Friday, February 11, 2005

Bloggers and I

I do not know which of us has written this page.
Jorge Luis Borges


"Every novel," said Borges (but he might have said every text), "is an ideal plane inserted into the realm of reality" (in "Partial Magic in the Quixote"). With the retirement of Tony, Laura and Aaron from blogging, my realm becomes a little less ideal. But I wonder what this means, exactly. Their "last broadcasts" would have us believe that somewhere in America three lives now turn to other things. They would know.

This knowledge, or something like it, is probably what leads very reflexive writers like Borges to say somewhat silly things like, "The other one, the one called Borges, is the one things happen to" ("Borges and I"). As if the textual persona could ever be anything "like" the person who writes. As if this problem ever really arises.

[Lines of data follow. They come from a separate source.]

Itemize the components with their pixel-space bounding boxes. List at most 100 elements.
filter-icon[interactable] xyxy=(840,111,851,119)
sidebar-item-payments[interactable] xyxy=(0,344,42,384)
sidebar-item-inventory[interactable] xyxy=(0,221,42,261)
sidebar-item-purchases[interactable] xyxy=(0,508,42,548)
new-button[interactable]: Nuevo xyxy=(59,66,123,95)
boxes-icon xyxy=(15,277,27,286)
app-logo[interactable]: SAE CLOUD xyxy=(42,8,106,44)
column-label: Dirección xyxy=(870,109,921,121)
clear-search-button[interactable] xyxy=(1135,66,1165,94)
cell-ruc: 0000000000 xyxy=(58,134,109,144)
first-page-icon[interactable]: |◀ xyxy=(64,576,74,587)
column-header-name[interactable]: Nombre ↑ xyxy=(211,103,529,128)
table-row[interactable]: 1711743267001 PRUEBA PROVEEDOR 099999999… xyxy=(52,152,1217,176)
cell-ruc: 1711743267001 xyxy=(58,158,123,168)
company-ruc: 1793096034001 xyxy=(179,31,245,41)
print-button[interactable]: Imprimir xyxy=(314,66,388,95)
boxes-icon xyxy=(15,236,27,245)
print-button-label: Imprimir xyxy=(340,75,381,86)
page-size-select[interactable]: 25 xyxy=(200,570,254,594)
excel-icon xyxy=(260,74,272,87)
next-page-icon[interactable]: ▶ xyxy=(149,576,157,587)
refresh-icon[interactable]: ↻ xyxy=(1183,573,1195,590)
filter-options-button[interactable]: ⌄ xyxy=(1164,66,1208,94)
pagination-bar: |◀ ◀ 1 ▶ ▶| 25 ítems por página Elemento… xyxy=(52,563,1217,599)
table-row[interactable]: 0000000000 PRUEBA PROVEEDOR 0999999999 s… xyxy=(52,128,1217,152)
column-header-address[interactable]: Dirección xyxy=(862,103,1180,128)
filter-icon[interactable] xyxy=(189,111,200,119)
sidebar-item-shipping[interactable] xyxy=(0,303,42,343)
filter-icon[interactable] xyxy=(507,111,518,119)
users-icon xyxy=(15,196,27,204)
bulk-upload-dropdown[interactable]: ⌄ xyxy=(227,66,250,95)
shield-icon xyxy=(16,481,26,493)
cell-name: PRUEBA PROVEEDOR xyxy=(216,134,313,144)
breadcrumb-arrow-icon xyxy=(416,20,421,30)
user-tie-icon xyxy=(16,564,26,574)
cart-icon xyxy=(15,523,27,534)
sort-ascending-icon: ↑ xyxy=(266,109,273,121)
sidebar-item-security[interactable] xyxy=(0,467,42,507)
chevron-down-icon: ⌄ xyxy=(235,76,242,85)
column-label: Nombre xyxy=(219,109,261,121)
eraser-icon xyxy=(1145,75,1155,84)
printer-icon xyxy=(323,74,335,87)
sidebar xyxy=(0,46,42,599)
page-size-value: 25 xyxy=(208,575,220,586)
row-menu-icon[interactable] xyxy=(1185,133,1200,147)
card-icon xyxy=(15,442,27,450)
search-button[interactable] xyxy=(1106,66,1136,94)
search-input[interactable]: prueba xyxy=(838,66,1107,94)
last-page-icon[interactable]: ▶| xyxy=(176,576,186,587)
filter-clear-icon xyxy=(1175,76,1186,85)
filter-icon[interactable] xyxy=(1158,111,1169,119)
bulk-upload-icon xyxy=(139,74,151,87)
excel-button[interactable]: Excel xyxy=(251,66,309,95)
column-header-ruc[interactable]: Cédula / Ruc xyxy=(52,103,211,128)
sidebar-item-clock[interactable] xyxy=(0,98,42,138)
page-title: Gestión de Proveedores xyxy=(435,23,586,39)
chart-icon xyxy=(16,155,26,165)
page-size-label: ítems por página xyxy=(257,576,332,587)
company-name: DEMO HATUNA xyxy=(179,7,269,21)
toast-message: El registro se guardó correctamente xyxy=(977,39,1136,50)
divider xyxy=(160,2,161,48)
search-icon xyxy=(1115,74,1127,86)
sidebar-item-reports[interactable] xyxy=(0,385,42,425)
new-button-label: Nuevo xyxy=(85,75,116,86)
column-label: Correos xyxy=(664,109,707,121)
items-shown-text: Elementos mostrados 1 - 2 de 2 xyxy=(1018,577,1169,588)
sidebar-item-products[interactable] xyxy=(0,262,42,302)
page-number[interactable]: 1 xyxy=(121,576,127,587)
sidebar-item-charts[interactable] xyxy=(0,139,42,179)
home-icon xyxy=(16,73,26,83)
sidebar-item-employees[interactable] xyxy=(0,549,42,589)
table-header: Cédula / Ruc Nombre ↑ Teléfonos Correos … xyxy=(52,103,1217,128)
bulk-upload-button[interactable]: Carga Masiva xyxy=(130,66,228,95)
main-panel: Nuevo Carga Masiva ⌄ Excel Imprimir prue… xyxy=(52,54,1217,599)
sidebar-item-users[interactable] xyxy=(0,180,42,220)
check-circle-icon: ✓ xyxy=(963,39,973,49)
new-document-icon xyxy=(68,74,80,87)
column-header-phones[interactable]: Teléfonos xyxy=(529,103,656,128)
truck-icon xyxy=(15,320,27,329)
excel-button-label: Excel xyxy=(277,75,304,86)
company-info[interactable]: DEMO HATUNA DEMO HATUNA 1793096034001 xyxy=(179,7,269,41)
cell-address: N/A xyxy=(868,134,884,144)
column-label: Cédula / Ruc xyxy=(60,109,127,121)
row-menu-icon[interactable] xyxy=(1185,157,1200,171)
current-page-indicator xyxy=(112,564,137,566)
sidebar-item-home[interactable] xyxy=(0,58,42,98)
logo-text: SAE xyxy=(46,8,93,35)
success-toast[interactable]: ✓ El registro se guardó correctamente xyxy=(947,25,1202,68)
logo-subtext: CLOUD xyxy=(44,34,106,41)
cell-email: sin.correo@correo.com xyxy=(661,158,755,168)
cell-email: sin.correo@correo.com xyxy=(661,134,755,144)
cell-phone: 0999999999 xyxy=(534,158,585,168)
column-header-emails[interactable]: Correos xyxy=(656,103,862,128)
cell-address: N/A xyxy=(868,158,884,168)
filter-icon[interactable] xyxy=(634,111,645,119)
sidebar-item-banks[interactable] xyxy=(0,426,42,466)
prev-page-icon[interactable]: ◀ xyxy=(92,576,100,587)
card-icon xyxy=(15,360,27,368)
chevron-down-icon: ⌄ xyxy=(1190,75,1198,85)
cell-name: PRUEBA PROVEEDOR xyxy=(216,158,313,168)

"I like hourglasses," says Borges (for I will call him by his real name), "maps, eighteenth-century typography, the taste of coffee and the prose of Stevenson; he shares these preferences, but in a vain way that turns them into the attributes of an actor." And, indeed, his no less vain preference for self-referential art (Las Meninas, Don Quixote, The Thousand and One Nights, Hamlet) has led him to the "disturbing" suspicion that "if the characters of a fictional work can be readers or spectators, we, its readers or spectators can be fictitious." ("Partial Magic")

I don't think this disturbs us today. On the contrary, I think what disturbs us is the possibility that we are as real as the people we read about. In fact, Borges is uncharacteristically wrong about Hamlet. "Shakespeare," he says, "includes on the stage of Hamlet another stage where a tragedy more or less like that of Hamlet is presented" (ibid.). But The Mousetrap is nothing like Hamlet: the scene it presents is a scene that occurs nowhere else in the play, a scene "something like the murder of [Hamlet's] father."

Like the map that supposedly maps the territory on which it has been drawn (though no map ever has this responsibility), the problem simply does not arise. One part of the text refers to some other part of the text. This, because nothing can ever refer to anything, let alone anyone, completely. "Time," said Bergson, "is what keeps everything from happening all at once." And only if everything, suddenly, happened all at once would our words be perfect enough to lament their own abstractness. Borges, in fact, knew that he could not refute time; and he understood exactly what this meant. "The world, unfortunately, is real; I, unfortunately, am Borges." ("A New Refutation of Time")

But the other Borges is, perhaps, entitled to think otherwise. How else, I wonder, can one textual persona lament the loss of another?